The COVID-19 incidence rate has dropped slightly in Germany and Austria and stabilised in the Netherlands since the three countries introduced new measures to curb the spread of the virus, new data showed.
After becoming hot spots in a new wave of infections in western Europe, Austria went into a fourth full lockdown last week and the Netherlands and Germany imposed new restrictions.
Germany’s Robert Koch Institute for infectious diseases reported that 452.2 people per 100,000 were infected in the last week, down slightly from 452.4 on Monday. It was the first decline since early November.
Despite this, the number of new cases rose slightly compared to last week to 45,753, and another 388 deaths were recorded – the highest daily figure since early March. That bought the overall death toll to 101,344.
Austria reported 8,186 new infections on Tuesday. The incidence per 100,000 was at 936, down from a peak of 1,107 on Nov. 22.
Daily infections in Austria peaked above 15,000 the week before last. The previous highest peak was 9,586 in November 2020, when a national lockdown was ordered.

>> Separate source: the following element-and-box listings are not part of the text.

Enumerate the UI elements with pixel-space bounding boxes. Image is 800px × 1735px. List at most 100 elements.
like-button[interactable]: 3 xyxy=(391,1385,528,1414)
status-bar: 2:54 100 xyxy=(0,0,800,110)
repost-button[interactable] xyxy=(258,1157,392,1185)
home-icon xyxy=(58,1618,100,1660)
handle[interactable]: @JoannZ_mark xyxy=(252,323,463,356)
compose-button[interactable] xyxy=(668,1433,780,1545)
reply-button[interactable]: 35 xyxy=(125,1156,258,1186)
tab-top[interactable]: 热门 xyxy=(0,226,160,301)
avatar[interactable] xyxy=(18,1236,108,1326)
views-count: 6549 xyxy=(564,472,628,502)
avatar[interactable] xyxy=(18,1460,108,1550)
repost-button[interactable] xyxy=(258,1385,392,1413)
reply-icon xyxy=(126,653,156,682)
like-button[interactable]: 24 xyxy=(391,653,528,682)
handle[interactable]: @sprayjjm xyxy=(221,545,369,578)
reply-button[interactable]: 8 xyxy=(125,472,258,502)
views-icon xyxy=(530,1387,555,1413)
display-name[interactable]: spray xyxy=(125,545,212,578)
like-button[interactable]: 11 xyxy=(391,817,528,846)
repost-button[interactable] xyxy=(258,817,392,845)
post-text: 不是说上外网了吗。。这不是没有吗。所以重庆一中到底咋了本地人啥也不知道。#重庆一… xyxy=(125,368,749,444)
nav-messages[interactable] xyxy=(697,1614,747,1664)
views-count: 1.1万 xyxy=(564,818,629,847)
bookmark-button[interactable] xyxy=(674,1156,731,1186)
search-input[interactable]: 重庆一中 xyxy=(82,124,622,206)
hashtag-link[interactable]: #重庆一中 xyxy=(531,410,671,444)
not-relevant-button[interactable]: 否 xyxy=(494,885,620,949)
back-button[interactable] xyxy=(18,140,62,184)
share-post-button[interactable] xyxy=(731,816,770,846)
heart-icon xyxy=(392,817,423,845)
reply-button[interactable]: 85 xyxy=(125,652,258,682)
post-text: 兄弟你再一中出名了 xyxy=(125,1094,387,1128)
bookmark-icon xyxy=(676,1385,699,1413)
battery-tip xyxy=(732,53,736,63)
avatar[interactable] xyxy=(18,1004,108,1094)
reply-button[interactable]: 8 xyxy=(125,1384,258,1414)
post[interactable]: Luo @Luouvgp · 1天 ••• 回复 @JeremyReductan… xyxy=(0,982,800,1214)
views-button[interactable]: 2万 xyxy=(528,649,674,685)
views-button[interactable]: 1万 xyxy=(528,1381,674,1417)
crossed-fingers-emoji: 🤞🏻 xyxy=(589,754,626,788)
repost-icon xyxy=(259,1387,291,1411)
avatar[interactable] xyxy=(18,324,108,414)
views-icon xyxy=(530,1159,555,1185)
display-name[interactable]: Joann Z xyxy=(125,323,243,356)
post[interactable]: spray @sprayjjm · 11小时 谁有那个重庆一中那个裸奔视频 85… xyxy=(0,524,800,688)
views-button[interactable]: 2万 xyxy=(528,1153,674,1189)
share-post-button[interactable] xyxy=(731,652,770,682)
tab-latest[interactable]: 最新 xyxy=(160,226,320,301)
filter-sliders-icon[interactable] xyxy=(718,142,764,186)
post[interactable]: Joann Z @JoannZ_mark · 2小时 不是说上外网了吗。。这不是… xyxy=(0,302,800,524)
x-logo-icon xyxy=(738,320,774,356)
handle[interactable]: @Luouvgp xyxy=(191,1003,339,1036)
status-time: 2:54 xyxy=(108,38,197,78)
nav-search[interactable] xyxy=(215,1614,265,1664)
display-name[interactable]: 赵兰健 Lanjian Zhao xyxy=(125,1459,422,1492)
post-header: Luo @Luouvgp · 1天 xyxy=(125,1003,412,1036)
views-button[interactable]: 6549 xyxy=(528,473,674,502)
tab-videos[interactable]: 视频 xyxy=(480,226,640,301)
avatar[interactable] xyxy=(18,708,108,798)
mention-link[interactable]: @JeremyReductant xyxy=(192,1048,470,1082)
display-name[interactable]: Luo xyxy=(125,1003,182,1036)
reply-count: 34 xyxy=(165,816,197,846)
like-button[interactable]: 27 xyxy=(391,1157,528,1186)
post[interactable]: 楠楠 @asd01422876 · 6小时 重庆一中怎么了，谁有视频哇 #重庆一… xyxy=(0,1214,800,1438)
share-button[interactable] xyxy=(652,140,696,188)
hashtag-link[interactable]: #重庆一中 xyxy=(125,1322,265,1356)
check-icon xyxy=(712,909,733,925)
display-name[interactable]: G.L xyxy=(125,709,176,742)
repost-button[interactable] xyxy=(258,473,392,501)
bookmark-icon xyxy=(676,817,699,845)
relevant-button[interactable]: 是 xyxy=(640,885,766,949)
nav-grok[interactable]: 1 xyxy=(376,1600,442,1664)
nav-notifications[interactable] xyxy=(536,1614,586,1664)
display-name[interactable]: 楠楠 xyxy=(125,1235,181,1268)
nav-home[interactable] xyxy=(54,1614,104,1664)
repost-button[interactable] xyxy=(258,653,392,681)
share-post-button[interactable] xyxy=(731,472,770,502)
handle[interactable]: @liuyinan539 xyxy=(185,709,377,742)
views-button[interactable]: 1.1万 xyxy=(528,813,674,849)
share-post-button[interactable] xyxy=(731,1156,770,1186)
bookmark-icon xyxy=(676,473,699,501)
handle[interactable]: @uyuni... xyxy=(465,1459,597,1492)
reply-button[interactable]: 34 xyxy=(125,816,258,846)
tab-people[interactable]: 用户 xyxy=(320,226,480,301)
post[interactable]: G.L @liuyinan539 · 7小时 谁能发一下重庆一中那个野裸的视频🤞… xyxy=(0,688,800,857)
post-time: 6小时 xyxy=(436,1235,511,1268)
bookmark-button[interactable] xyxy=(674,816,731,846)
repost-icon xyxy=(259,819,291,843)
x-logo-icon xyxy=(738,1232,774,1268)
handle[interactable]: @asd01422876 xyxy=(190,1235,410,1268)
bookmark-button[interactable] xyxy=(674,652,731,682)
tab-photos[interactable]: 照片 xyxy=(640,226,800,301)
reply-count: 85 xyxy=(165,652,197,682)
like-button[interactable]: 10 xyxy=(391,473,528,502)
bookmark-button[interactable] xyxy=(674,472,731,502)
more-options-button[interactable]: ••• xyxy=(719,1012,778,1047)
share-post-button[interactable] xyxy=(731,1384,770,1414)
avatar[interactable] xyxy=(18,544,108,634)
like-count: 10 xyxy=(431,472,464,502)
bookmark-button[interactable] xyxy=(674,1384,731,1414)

The Netherlands reported 21,443 new cases as new infections roughly stabilised at record levels in the past week, with testing facilities reaching maximum capacity.
About 886 cases per 100,000 inhabitants were registered in the week that ended Monday. That was up 3% from the previous week – the slowest weekly growth since early October.
Hospital admissions are still rising in all three countries.